Le cadre pose la nécessité d’une convention entre l’IA-Dasen et chaque maire volontaire.
Cette convention dite relative à la continuité scolaire et la réalisation d’activités sportives et culturelles sur le temps scolaire exige, entre autres, que :
• les activités proposées s’inscrivent dans le prolongement des apprentissages et en complémentarité avec l’enseignement présentiel ou à distance et respectent les principes de neutralité et de laïcité
• les modalités d’intervention des personnels employés au sein du 2S2C soient fixées en concertation avec l’équipe éducative (types d’activités, temps, lieux, …)
• la participation des enfants à cet accueil soit gratuite et laissée à l’appréciation des familles
• les activités proposées se déroulent dans le cadre des règles sanitaires applicables (ex : groupe limité à 15)
• les services déconcentrés du ministère des Sports veillent, avec les membres du Groupe d’appui départemental, les fédérations sportives scolaires (USEP, UNSS) et le mouvement olympique, à recenser les clubs et éducateurs sportifs volontaires pour proposer des activités à destination des élèves et vérifier l’honorabilité des intervenants sportifs en relation avec les IA-Dasen (carte professionnelle, casier judiciaire, neutralité, …). Il en est de même, côté culture, pour les DRAC qui mettent en lien des intervenants artistes avec des projets EAC.
2S2C : le dispositif avant la réflexion de fond !
Nouveau nom, mais quand même un sentiment de déjà vu. Ce dispositif 2S2C a des airs de la complémentarité des temps éducatifs recherchée dans la réforme des rythmes scolaires initiée à la rentrée 2013. L’ambition de cette réforme était d’agir non seulement sur le temps scolaire mais également sur le temps périscolaire. Elle a allégé le temps scolaire quotidien des enfants en le répartissant différemment sur la semaine. Ce qui laissait présager, en réduisant le risque de fatigabilité, des effets positifs sur la disponibilité des élèves aux apprentissages scolaires. De plus, elle permettait à tous les enfants un accès à des activités périscolaires. Avec cette réforme, la complémentarité des temps et des actions éducatives dans et hors l’École prenait enfin sens. On connait le délitement progressif qu’a connu cette réforme, un épisode difficile et parfois traumatisant qui n’a pas résisté aux changements politiques. Néanmoins, il demeure que le PEDT (Plan Educatif de Territoire) est toujours le cadre des politiques éducatives des communes ou de leurs regroupements. Lorsqu’ils n’ont pas été vidés de leurs contenus, ils sont bien le cadre légitime pour penser l’accueil des enfants et des jeunes en collectif, sur tous les temps.

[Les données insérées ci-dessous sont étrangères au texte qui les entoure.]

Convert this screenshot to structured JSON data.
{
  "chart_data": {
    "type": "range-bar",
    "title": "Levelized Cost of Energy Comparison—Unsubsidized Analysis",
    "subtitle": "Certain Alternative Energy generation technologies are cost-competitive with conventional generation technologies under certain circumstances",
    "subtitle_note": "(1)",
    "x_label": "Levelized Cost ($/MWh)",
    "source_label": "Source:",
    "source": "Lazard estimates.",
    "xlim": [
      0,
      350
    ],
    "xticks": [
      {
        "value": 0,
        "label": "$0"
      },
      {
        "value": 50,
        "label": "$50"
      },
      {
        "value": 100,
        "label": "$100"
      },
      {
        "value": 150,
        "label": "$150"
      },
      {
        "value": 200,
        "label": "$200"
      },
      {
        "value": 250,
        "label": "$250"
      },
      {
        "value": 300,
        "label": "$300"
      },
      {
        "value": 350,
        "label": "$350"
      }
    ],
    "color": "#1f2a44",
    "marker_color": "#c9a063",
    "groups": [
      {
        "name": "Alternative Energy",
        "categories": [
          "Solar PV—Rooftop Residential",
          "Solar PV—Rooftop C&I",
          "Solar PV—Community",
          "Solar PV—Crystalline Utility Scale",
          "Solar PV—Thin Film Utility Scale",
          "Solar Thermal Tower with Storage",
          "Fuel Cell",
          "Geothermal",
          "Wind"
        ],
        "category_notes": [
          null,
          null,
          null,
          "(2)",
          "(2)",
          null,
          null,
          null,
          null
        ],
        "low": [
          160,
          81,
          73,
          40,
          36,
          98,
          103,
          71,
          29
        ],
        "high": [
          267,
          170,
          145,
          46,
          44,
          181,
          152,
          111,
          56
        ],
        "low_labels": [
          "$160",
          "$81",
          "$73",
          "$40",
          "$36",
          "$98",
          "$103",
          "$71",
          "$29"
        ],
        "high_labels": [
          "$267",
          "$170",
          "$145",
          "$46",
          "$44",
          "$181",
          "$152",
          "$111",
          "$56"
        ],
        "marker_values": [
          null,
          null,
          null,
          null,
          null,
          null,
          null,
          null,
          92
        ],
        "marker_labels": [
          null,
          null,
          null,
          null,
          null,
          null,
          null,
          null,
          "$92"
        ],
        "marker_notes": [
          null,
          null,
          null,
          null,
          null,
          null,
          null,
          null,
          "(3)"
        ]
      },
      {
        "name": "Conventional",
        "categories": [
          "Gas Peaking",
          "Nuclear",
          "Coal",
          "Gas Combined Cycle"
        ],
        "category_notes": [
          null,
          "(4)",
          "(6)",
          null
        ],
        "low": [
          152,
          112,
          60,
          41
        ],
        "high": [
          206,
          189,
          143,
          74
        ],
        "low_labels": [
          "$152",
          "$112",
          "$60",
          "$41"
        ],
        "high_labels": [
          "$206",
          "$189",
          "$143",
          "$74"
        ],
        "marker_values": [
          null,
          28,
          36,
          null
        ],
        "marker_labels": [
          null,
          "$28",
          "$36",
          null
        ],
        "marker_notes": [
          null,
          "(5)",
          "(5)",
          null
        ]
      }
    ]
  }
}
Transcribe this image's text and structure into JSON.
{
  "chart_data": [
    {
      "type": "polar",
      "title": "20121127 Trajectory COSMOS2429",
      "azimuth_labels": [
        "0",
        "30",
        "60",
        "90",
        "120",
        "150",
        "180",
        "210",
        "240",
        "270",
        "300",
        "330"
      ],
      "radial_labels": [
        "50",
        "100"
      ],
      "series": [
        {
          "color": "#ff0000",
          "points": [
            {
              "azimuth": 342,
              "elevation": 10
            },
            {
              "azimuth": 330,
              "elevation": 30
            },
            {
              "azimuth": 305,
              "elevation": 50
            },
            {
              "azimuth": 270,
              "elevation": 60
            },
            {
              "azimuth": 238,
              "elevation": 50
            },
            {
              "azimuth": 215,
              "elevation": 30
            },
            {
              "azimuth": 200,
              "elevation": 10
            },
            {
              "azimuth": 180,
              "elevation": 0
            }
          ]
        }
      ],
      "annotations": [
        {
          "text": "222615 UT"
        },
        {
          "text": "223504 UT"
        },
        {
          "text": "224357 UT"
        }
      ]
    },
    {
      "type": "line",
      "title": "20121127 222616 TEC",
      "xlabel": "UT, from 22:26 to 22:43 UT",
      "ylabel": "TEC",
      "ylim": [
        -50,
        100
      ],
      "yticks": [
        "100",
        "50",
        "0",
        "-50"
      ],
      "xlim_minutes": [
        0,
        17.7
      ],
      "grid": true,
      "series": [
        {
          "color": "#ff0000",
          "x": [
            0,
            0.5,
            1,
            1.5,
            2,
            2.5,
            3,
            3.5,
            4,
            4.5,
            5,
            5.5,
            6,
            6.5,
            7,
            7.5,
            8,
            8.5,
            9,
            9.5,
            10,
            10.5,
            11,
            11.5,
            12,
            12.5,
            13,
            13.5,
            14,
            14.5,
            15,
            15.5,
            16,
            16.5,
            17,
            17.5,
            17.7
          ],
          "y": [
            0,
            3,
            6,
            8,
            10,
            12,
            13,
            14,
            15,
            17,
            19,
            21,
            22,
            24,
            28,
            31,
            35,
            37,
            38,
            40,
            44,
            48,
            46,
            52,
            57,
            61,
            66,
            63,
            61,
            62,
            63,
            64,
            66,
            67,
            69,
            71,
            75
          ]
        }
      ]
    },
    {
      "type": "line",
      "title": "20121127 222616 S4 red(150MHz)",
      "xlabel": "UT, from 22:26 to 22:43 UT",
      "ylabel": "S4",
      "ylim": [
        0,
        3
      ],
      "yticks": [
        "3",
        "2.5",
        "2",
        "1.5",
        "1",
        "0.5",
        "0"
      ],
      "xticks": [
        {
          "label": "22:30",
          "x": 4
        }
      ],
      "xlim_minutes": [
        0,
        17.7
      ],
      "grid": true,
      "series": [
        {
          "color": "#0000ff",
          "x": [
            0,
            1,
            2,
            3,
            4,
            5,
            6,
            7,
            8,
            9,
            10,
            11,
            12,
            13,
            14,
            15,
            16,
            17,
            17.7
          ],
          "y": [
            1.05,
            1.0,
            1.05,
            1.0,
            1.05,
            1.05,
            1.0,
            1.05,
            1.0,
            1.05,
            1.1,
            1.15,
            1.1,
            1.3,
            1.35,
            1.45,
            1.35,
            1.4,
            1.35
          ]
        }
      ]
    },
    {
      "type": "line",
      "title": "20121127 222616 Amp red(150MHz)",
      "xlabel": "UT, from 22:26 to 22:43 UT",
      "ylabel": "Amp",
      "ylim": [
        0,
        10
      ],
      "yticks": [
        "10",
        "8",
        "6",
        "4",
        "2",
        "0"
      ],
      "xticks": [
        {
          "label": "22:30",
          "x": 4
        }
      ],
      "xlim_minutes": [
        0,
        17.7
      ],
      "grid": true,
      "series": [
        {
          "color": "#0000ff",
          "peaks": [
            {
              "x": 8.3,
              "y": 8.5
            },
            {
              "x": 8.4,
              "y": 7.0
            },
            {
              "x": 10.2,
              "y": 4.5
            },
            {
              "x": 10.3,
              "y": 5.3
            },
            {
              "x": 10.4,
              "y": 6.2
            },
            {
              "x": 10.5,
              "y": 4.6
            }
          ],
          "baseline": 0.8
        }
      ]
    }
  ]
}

Une fois de plus, -le dispositif 2S2C va en faire encore la preuve-, c’est lorsque des habitudes de travail en partenariat sont installées entre collectivités territoriales, administrations déconcentrées, structures associatives que les complémentarités éducatives s’articulent efficacement. Rien ne sert de créer un dispositif s’il n’y a pas de porteurs de projets en face, prêts à le déployer. Voilà pourquoi, 2S2C pour l’instant c’est « un bidule » de plus, mis en place par 2% des communes !
Alors que la crise sanitaire impose de repenser les modalités d’accueil en collectivité des enfants et des jeunes, on aurait bien besoin de pouvoir compter sur différentes compétences éducatives, celles des acteurs culturels, des acteurs sportifs, des acteurs associatifs de l’éducation populaire, aux côtés et en complémentarité des acteurs de l’éducation nationale. Les rivalités ne sont pas de mise, l’alliance éducative est nécessaire pour redonner sens au vivre ensemble, le goût d’apprendre ensemble, et d’apprendre de différentes manières, dans différents contextes.